Heat transfer pivotal to more efficient home

Dear Jim: I see so many ads for products and services to make my home more efficient that I get confused. Can you explain a bit about how a house loses and gains energy so I can better evaluate marketing claims? – Ron M.

Dear Ron: Before making any energy improvement decisions, it is wise to get a sound understanding of how a house loses (winter) and gains (summer) heat. The first step in this understanding is learning the basics of heat transfer.

Heat energy flows in all directions equally and is not affected by gravity. To the contrary, hot air flows upward because it is less dense than cooler air. If you put a heating element in the center of a metal block, the bottom will get as hot as the top and sides.

There are three modes of heat transfer that affect your house. Conduction heat transfer is heat flow through a material. An example of this type of heat transfer is how the handle of a cast iron skillet gets hot when it is on a stove top. This is how heat flows through an insulated wall.

The temperature difference on each side of the wall determines how fast heat conducts through it. For a given wall insulation R-value, if it is 68 degrees indoors and 28 degrees outdoors (40-degree temperature difference, about twice as much heat will be lost through the wall than when

it is 48 degree outdoors (20-degree temperature difference).

Convection heat transfer occurs in fluids and gases, which are mobile. When it is windy outdoors, blowing cold air increases the heat loss from the walls. This creates the winter chill factor you hear about in weather forecasts. Similar to conduction, when the temperature difference is doubled, the heat transfer is also basically doubled.

Radiation heat transfer does not need a transfer material or contact between the hot and cold surfaces. This is how the sun heats the Earth through space.

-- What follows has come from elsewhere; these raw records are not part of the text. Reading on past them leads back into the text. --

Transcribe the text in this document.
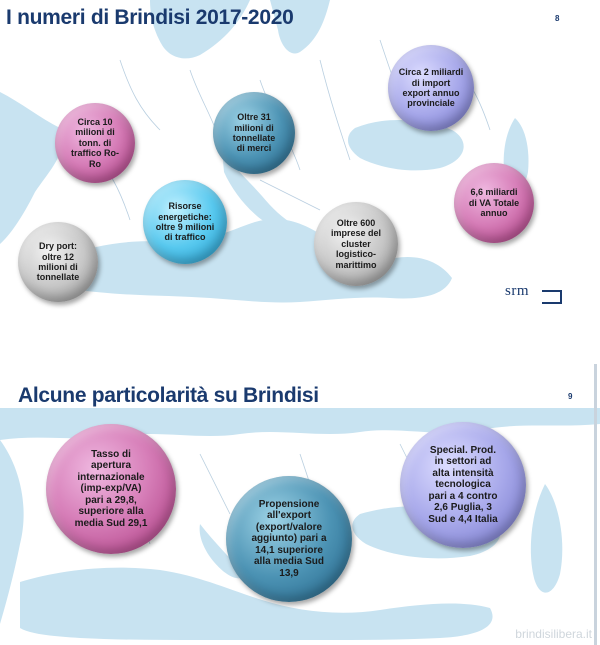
I numeri di Brindisi 2017-2020	8
Circa 10
milioni di
tonn. di
traffico Ro-
Ro
Oltre 31
milioni di
tonnellate
di merci
Circa 2 miliardi
di import
export annuo
provinciale
Risorse
energetiche:
oltre 9 milioni
di traffico
6,6 miliardi
di VA Totale
annuo
Dry port:
oltre 12
milioni di
tonnellate
Oltre 600
imprese del
cluster
logistico-
marittimo
srm
Alcune particolarità su Brindisi	9
Tasso di
apertura
internazionale
(imp-exp/VA)
pari a 29,8,
superiore alla
media Sud 29,1
Propensione
all'export
(export/valore
aggiunto) pari a
14,1 superiore
alla media Sud
13,9
Special. Prod.
in settori ad
alta intensità
tecnologica
pari a 4 contro
2,6 Puglia, 3
Sud e 4,4 Italia
brindisilibera.it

Radiant heat transfer is generally more of an issue during the summer, but it cannot be ignored during winter. It increases exponentially with the temperature difference. This is why a very hot roof can make the entire house hot during summer.

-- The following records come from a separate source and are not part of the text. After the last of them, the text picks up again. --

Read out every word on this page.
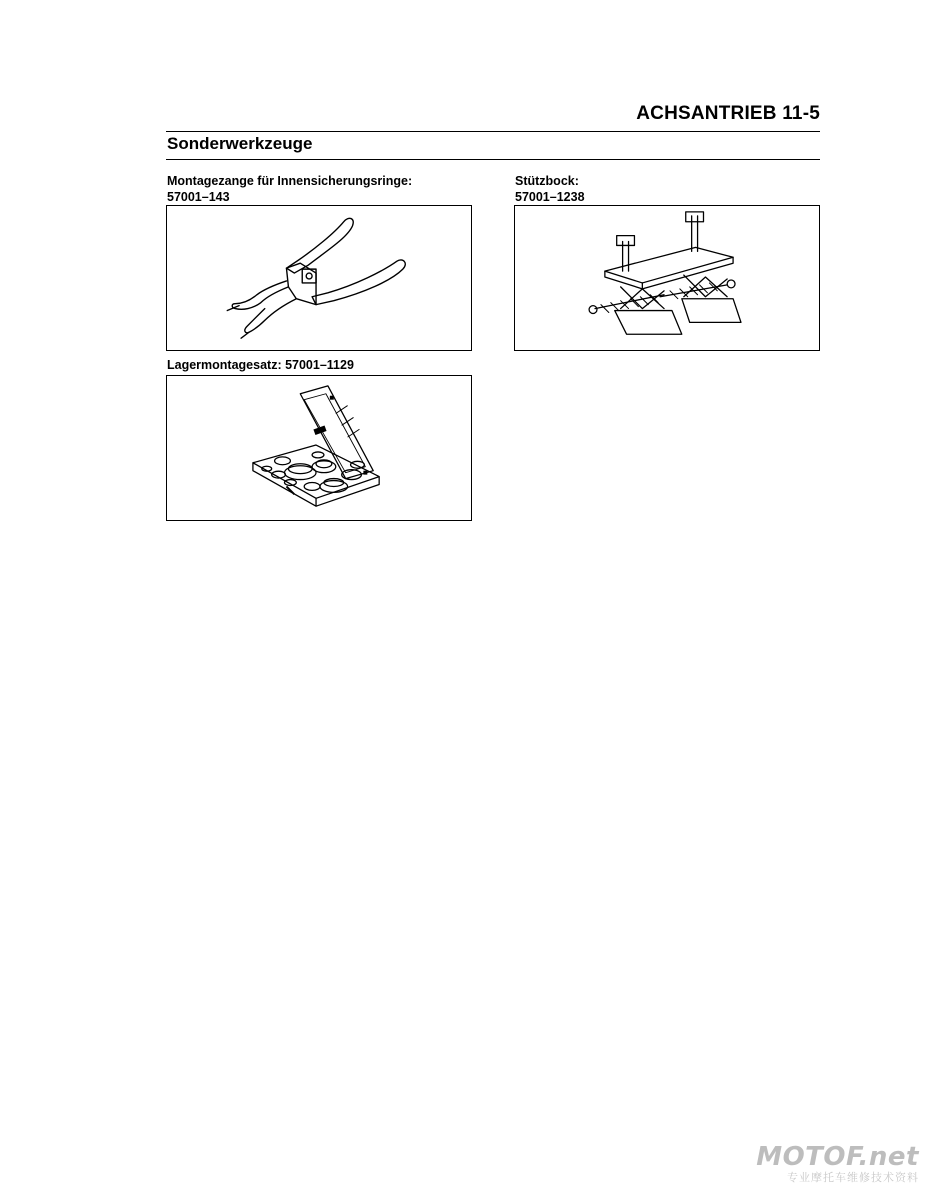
ACHSANTRIEB 11-5
Sonderwerkzeuge
Montagezange für Innensicherungsringe:
57001–143
Stützbock:
57001–1238
Lagermontagesatz: 57001–1129
MOTOF.net
专业摩托车维修技术资料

Now that you understand the various ways your house gains and loses heat, you can better evaluate the needs of your own home. For example, if there is particularly cold wall in your house and it faces the northwest, there likely are both conductive and convective heat loss modes.

Making sure the wall is well insulated is the first step to reduce both modes. To further reduce the convective heat loss, plant evergreen trees or build a privacy fence to block the force of the wind. Since heat also flows downward, add insulation to the band joist immediately above the foundation to reduce conductive heat loss there. Also, use foam caulk to seal along the top of the foundation.

Don’t forget the typical heat loss areas of windows, doors, fireplaces, etc. Windows and doors lose heat by conduction, convection and air infiltration through leaks. Make your fireplace (glass doors) and chimney (damper sealers) as airtight as possible when not in use.